The Portfolio Architect is an AI-driven system that provides multiple benefits to our users by leveraging cutting-edge machine learning algorithms, statistical analysis, and predictive modeling to automate the process of asset selection and portfolio construction, saving time and reducing human error for individual and institutional investors.

Try AI Portfolio Architect
When determining whether Oxford Industries is a strong investment it is important to analyze Oxford Industries' competitive position within its industry, examining market share, product or service uniqueness, and competitive advantages. Beyond financials and market position, potential investors should also consider broader economic conditions, industry trends, and any regulatory or geopolitical factors that may impact Oxford Industries' future performance. For an informed investment choice regarding Oxford Stock, refer to the following important reports:
Check out Historical Fundamental Analysis of Oxford Industries to cross-verify your projections.

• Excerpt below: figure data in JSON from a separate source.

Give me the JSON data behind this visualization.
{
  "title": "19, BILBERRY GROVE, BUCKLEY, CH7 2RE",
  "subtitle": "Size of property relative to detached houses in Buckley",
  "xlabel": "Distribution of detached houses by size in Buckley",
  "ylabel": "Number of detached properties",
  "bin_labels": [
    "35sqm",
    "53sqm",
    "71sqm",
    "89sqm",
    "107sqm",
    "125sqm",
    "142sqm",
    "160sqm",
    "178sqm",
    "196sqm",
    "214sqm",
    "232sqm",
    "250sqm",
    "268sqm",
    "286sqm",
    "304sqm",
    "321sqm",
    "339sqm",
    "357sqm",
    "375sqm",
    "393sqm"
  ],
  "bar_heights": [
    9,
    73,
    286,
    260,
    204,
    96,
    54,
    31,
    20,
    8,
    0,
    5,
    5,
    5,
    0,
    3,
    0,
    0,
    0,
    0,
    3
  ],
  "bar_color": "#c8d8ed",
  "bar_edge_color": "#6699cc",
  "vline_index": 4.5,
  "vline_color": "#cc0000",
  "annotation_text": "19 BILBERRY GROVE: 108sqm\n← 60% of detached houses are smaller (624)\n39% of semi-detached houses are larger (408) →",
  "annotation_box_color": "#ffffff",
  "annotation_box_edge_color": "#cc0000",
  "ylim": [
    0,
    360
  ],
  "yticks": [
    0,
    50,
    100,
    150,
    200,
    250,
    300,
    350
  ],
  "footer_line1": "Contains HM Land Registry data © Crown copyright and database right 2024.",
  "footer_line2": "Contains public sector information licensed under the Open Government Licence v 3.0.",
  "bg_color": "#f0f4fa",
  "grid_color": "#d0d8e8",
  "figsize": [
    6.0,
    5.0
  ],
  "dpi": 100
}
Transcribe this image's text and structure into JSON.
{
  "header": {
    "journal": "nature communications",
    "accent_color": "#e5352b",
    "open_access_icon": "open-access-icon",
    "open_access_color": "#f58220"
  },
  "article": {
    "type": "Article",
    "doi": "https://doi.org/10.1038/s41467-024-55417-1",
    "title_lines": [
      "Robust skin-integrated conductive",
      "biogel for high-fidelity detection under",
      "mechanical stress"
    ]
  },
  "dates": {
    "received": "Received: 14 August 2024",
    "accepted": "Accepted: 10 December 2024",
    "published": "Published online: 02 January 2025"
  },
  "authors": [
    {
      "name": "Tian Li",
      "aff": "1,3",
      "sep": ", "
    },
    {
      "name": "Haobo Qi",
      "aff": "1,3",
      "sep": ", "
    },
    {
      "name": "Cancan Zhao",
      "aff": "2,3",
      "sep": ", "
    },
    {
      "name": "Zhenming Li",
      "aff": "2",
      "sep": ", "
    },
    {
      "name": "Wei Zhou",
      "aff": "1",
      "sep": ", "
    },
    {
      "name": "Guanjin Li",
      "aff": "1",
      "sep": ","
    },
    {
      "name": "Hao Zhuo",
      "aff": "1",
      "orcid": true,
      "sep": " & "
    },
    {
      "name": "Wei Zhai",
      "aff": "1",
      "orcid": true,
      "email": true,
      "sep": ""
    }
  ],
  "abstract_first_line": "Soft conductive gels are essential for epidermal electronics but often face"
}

To learn how to invest in Oxford Stock, please use our How to Invest in Oxford Industries guide.
You can also try the Pair Correlation module to compare performance and examine fundamental relationship between any two equity instruments.
Is Apparel, Accessories & Luxury Goods space expected to grow? Or is there an opportunity to expand the business' product line in the future? Factors like these will boost the valuation of Oxford Industries. If investors know Oxford will grow in the future, the company's valuation will be higher. The financial industry is built on trying to define current growth potential and future valuation accurately. All the valuation information about Oxford Industries listed above have to be considered, but the key to understanding future value is determining which factors weigh more heavily than others.
Quarterly Earnings Growth
(0.20)
Dividend Share
2.64
Earnings Share
1.89
Revenue Per Share
99.24
Quarterly Revenue Growth
(0)
The market value of Oxford Industries is measured differently than its book value, which is the value of Oxford that is recorded on the company's balance sheet. Investors also form their own opinion of Oxford Industries' value that differs from its market value or its book value, called intrinsic value, which is Oxford Industries' true underlying value. Investors use various methods to calculate intrinsic value and buy a stock when its market value falls below its intrinsic value. Because Oxford Industries' market value can be influenced by many factors that don't directly affect Oxford Industries' underlying business (such as a pandemic or basic market pessimism), market value can vary widely from intrinsic value.
Please note, there is a significant difference between Oxford Industries' value and its price as these two are different measures arrived at by different means. Investors typically determine if Oxford Industries is a good investment by looking at such factors as earnings, sales, fundamental and technical indicators, competition as well as analyst projections. However, Oxford Industries' price is the amount at which it trades on the open market and represents the number that a seller and buyer find agreeable to each party.